NHS Borders this week issued a public appeal in a bid to avoid the havoc wreaked last year by the norovirus, the so-called winter vomiting bug, writes Andrew Keddie.
An outbreak led to the closure of two wards to new admissions at Borders General Hospital between Christmas and New Year.
Symptoms of a norovirus infection include nausea, vomiting, diarrhoea and, in some cases, fever, headache, stomach cramps and aching limbs. Symptoms can last between 12 and 60 hours, with most sufferers recovering within two days.
The norovirus group of viruses flourishes in contained environments, such as hospitals, nursing homes and schools, and spreads easily from person to person and after contact with contaminated surfaces, food or water.
Given the short-term nature of the symptoms for which there is no specific treatment, sufferers usually do not need to see a doctor.

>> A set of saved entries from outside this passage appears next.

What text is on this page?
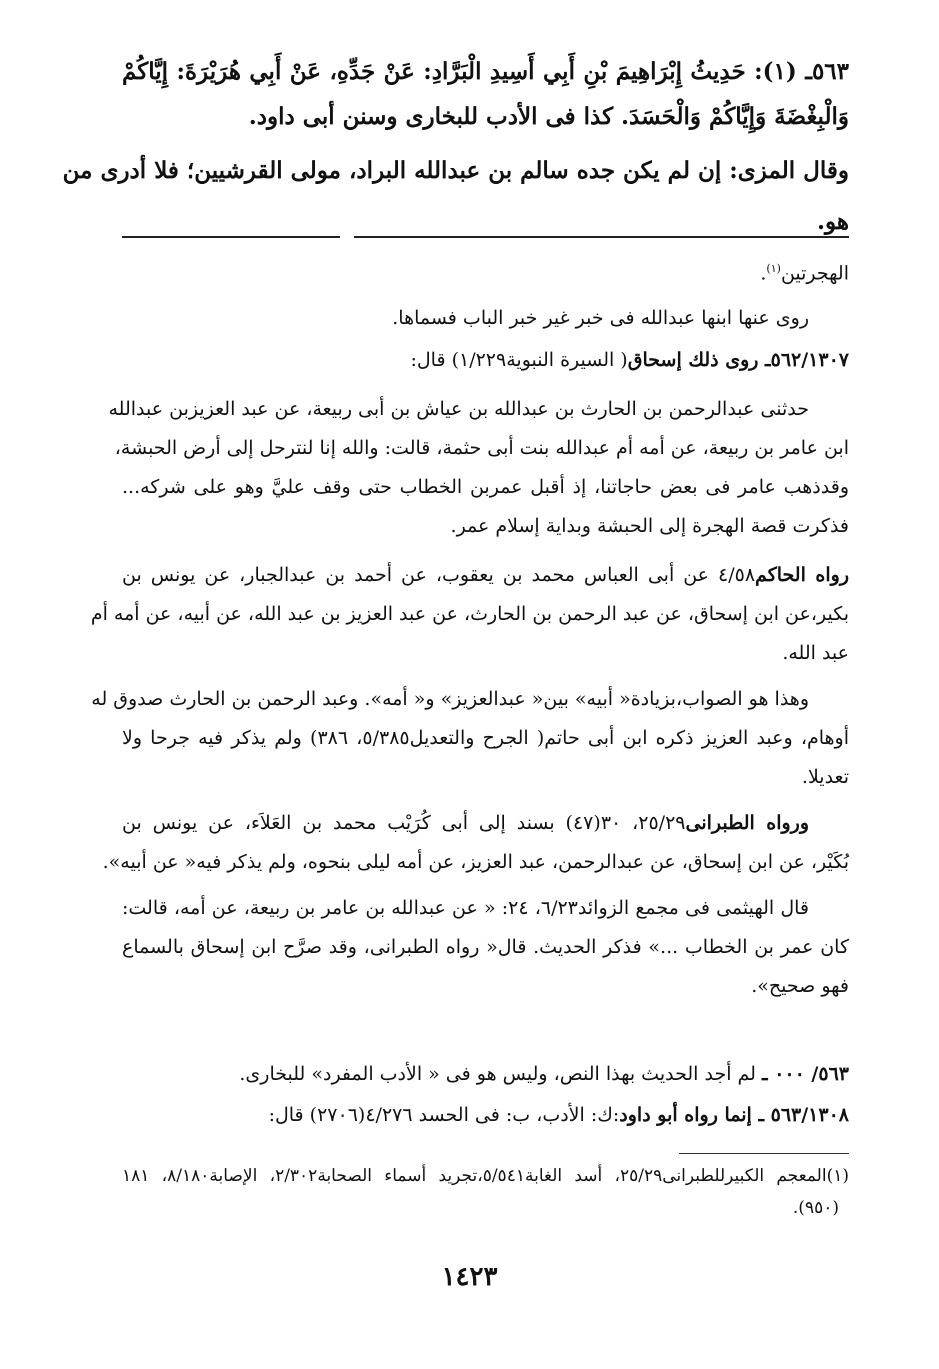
٥٦٣ـ (١): حَدِيثُ إِبْرَاهِيمَ بْنِ أَبِي أَسِيدِ الْبَرَّادِ: عَنْ جَدِّهِ، عَنْ أَبِي هُرَيْرَةَ: إِيَّاكُمْ
وَالْبِغْضَةَ وَإِيَّاكُمْ وَالْحَسَدَ. كذا فى الأدب للبخارى وسنن أبى داود.
وقال المزى: إن لم يكن جده سالم بن عبدالله البراد، مولى القرشيين؛ فلا أدرى من
هو.
الهجرتين$^{(١)}$.
روى عنها ابنها عبدالله فى خبر غير خبر الباب فسماها.
٥٦٢/١٣٠٧ـ روى ذلك إسحاق( السيرة النبوية١/٢٢٩) قال:
حدثنى عبدالرحمن بن الحارث بن عبدالله بن عياش بن أبى ربيعة، عن عبد العزيزبن عبدالله
ابن عامر بن ربيعة، عن أمه أم عبدالله بنت أبى حثمة، قالت: والله إنا لنترحل إلى أرض الحبشة،
وقدذهب عامر فى بعض حاجاتنا، إذ أقبل عمربن الخطاب حتى وقف عليَّ وهو على شركه...
فذكرت قصة الهجرة إلى الحبشة وبداية إسلام عمر.
رواه الحاكم٤/٥٨ عن أبى العباس محمد بن يعقوب، عن أحمد بن عبدالجبار، عن يونس بن
بكير،عن ابن إسحاق، عن عبد الرحمن بن الحارث، عن عبد العزيز بن عبد الله، عن أبيه، عن أمه أم
عبد الله.
وهذا هو الصواب،بزيادة« أبيه» بين« عبدالعزيز» و« أمه». وعبد الرحمن بن الحارث صدوق له
أوهام، وعبد العزيز ذكره ابن أبى حاتم( الجرح والتعديل٥/٣٨٥، ٣٨٦) ولم يذكر فيه جرحا ولا
تعديلا.
ورواه الطبرانى٢٥/٢٩، ٣٠(٤٧) بسند إلى أبى كُرَيْب محمد بن العَلاَء، عن يونس بن
بُكَيْر، عن ابن إسحاق، عن عبدالرحمن، عبد العزيز، عن أمه ليلى بنحوه، ولم يذكر فيه« عن أبيه».
قال الهيثمى فى مجمع الزوائد٦/٢٣، ٢٤: « عن عبدالله بن عامر بن ربيعة، عن أمه، قالت:
كان عمر بن الخطاب ...» فذكر الحديث. قال« رواه الطبرانى، وقد صرَّح ابن إسحاق بالسماع
فهو صحيح».
٥٦٣/ ٠٠٠ ـ لم أجد الحديث بهذا النص، وليس هو فى « الأدب المفرد» للبخارى.
٥٦٣/١٣٠٨ ـ إنما رواه أبو داود:ك: الأدب، ب: فى الحسد ٤/٢٧٦(٢٧٠٦) قال:
(١)المعجم الكبيرللطبرانى٢٥/٢٩، أسد الغابة٥/٥٤١،تجريد أسماء الصحابة٢/٣٠٢، الإصابة٨/١٨٠، ١٨١
(٩٥٠).
١٤٢٣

People with long-term medical conditions, however, may develop more serious symptoms and are advised to contact their GP or NHS 24 (08454 24 24 24) if they are worried.
“When the norovirus is spreading through the community, it is inevitable patients will be admitted to hospital,” said an NHS Borders spokeswoman who announced a range of visitor restrictions at the BGH. “When this happens, it can spread very quickly to other patients.
“Although measures to reduce the spread have been put in place, visitors should not go to the BGH or any other healthcare facility in the Borders if they or other members of their family has has symptoms of diarrhoea or vomiting within the previous 48 hours.
“Children should not be brought to the hospital to visit patients and if adult visitors must visit, a limit of two visitors per patient will be imposed.
“Visitors should not move around the hospital, but only go to the area they need to visit, while everyone entering a ward should use the hand-cleaning spray dispensers available.
“Borderers should also consider postponing visiting family or relatives during the outbreak.”
Those catching the bug should drink plenty of non-alcoholic, non-milky drinks to replace lost fluids and make sure hands are clean to prevent the illness spreading. Sufferers must not prepare food for others, but should try to eat as much as they can, especially soups and foods high in carbohydrates, such as pasta, rice or potatoes.
The hospital restrictions were welcomed by South of Scotland MSP Christine Grahame, convener of the Scottish Parliament’s health committee.